Étude sur les dernières luttes religieuses en Occident au quatrième siècle – par Gaston Boissier
Je n’ai pas la prétention d’écrire une histoire complète de la fin du paganisme. Ce sujet, pris dans toute son étendue, serait trop vaste pour tenir en deux volumes. J’ai voulu seulement en raconter les principaux incidents et insister sur ceux qui m’ont paru présenter le plus d’intérêt pour nous.
C’est ainsi que j’ai cherché surtout à montrer de quelle manière le christianisme s’accommoda de l’art et des idées antiques et comment s’est opérée chez lui, au 4ème siècle[1], la fusion des éléments anciens et nouveaux. La solution de ce problème, qui avait tant d’importance pour l’avenir du monde, est, on le verra, le principal objet de cet ouvrage.
Pour résoudre cette question délicate j’ai dû beaucoup me servir des oeuvres des orateurs et des poètes du temps. J’aurais pu me contenter, comme on le fait d’ordinaire, d’aller chercher chez eux les citations dont j’avais besoin pour établir mes opinions. J’ai fait davantage : je les ai étudiés pour eux-mêmes, dans leur vie et dans leurs œuvres. Il m’a semblé que le témoignage aurait plus d’autorité si nous connaissions mieux le témoin. Quelques-uns de ces écrivains ont eu des disciples et lassé une école ; d’autres se sont faits les interprètes de beaucoup de leurs contemporains. J’ai cru que les étudier à fond était le seul moyen de faire revivre devant nous les groupes qu’ils représentaient. La littérature se trouve ainsi nous donner des leçons d’histoire : je l’ai interrogée autant que je l’ai pu, et je l’ai laissée répondre à son aise ; il n’y a presque pas de grand écrivain au 4ème siècle, chrétien ou païen, dont je n’aie été amené à m’occuper. Voilà comment une étude, historique à son origine, est devenue souvent une œuvre de critique littéraire.
Peut-être ai-je un peu trop négligé le récit des événements politiques. C’est un tort, car ils expliquent plus d’une fois les révolutions religieuses. Je renvoie, pour les mieux connaître, aux historiens qui en ont fait une étude particulière, surtout à M. le duc de Broglie[2] et à M. Duruy[3].

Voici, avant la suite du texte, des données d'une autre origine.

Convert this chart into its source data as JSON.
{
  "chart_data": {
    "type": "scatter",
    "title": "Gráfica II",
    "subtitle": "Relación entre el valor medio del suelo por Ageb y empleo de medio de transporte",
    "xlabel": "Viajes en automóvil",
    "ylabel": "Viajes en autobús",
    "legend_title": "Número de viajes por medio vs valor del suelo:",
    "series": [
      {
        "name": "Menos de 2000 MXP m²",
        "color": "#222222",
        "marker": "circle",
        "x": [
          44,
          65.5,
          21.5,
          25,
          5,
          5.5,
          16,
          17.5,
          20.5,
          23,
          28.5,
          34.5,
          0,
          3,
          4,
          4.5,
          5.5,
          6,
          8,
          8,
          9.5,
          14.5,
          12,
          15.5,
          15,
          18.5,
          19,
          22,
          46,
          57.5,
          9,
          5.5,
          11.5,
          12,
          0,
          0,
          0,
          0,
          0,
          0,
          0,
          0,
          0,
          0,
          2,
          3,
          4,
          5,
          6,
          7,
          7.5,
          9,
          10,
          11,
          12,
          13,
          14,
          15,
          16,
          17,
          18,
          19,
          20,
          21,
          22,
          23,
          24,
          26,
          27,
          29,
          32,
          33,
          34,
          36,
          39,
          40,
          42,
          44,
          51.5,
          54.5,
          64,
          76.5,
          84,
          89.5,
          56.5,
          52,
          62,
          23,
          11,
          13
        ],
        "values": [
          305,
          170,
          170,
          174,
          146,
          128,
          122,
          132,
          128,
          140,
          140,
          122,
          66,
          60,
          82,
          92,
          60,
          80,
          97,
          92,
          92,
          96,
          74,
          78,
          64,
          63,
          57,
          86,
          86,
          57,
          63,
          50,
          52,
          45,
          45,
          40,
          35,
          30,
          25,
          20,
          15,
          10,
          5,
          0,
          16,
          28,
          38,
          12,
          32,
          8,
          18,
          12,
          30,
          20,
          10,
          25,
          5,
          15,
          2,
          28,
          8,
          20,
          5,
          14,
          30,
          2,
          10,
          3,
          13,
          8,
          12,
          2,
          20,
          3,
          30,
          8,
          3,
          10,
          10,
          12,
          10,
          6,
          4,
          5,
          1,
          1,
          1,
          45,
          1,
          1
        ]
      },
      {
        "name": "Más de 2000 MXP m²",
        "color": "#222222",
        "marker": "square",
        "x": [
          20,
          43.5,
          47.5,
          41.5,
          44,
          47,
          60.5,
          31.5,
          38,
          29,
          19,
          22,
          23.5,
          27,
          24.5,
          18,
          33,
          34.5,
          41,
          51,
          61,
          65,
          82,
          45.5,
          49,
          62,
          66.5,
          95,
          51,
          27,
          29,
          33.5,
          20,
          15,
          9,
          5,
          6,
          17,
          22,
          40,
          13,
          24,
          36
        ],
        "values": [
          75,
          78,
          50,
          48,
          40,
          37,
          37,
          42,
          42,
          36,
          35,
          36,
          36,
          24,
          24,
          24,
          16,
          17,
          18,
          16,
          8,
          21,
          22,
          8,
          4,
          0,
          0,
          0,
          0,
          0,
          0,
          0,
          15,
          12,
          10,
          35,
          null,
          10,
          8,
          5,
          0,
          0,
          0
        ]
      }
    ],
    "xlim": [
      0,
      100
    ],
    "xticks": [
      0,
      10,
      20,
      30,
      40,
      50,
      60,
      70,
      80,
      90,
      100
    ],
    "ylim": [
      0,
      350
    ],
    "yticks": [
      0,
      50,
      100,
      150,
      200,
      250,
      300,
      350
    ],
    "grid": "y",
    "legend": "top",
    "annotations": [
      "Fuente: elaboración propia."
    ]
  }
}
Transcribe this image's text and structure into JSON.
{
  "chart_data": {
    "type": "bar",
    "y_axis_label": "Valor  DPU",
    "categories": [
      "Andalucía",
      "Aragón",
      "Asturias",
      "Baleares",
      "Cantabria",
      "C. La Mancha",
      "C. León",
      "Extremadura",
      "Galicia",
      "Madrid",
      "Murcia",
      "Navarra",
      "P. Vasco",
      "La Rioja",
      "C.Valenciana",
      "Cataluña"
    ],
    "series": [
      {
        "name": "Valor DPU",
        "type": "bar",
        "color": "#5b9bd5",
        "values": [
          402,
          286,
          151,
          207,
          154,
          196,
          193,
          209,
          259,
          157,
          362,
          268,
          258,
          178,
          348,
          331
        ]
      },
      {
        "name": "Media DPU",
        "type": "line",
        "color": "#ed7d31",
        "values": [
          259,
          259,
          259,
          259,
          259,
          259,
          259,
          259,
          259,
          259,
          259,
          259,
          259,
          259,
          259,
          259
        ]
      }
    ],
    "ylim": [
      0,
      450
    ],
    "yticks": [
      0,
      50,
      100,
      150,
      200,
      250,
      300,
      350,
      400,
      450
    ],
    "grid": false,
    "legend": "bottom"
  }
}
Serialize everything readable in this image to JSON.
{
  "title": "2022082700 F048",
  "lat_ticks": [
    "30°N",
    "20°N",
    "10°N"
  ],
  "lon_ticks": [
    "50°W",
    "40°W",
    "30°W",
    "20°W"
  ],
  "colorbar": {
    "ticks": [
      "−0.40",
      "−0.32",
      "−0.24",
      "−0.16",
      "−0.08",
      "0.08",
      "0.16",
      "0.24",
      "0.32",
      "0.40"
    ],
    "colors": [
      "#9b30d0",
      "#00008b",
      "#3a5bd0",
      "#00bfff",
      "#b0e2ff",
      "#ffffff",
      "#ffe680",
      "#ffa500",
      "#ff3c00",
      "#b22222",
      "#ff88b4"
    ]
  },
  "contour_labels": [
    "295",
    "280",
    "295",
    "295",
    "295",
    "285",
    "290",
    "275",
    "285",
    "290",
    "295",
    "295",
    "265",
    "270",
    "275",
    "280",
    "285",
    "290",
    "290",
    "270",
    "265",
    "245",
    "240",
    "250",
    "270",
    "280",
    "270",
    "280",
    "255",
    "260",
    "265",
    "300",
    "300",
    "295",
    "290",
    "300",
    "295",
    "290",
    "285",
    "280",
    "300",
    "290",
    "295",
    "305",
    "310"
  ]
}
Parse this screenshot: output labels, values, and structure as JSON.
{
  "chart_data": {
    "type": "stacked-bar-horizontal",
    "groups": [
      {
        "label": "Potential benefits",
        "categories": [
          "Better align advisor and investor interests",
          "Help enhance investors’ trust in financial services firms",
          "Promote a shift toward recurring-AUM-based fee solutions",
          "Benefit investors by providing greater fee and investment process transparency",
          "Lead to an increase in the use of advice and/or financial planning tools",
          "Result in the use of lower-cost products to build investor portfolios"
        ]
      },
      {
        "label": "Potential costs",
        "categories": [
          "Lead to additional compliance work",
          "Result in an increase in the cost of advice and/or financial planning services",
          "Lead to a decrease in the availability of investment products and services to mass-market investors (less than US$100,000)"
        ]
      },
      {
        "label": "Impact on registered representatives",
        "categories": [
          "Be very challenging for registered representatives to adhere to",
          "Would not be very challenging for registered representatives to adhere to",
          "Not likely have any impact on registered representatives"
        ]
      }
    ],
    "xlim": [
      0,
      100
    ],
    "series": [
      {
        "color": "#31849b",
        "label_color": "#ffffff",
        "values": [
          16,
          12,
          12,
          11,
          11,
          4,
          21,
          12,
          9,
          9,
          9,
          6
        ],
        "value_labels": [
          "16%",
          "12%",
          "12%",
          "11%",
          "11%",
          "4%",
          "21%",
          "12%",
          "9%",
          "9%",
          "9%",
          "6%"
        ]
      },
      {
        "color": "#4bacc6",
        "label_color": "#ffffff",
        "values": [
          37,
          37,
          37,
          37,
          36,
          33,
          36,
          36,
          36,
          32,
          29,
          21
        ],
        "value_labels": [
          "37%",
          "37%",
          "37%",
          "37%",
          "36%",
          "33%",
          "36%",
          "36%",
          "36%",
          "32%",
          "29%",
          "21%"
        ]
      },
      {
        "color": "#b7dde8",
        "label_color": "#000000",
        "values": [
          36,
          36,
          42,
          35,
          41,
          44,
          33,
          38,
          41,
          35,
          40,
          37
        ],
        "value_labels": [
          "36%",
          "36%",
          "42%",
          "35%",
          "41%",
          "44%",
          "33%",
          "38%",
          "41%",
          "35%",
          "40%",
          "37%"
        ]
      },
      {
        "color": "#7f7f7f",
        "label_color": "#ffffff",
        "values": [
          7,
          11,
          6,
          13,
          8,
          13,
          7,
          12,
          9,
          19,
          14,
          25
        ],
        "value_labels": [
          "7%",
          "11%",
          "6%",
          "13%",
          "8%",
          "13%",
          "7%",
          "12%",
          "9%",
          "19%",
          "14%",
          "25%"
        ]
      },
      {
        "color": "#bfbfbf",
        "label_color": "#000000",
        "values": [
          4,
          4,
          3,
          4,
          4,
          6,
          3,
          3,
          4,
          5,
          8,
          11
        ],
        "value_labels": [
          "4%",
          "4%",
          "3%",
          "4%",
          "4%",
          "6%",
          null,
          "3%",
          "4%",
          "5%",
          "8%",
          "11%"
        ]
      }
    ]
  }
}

Le sujet que je traite n’est pas nouveau. Je dois beaucoup à ceux qui s’en sont occupés avant moi, depuis Beugnot[4] jusqu’à M. Schultze[5]. Les savantes dissertations dont M. de Rossi a rempli son Bulletin d’archéologie chrétienne m’ont été aussi fort utiles. Si j’avais voulu le citer toutes les fois que je me suis servi de lui, son nom reparaîtrait presque au bas de toutes les pages.
Je tiens à dire, avant de commencer, que j’ai abordé ce travail sans opinion préconçue et que je l’ai pour suivi avec une entière liberté d’esprit. Je ne me suis jamais préoccupé des discussions que suscitent autour de nous les questions religieuses. J’ai essayé de me faire le contemporain des temps dont je raconte l’histoire, et le plaisir que j’ai trouvé à vivre au milieu des événements du passé m’a permis de fermer l’oreille aux querelles d’aujourd’hui.
[1] Le 4ème siècle reste le centre de mes études, mais je me suis permis de suivre les querelles commencées jusqu’au milieu du 5ème.
[2] L’Église et l’empire romain au 4ème siècle.
[3] Histoire romaine, t. VII.
[4] Histoire de la destruction du paganisme en Occident.
[5] Geschiehte des Untergangs des griechisch-rômischen Heidentume.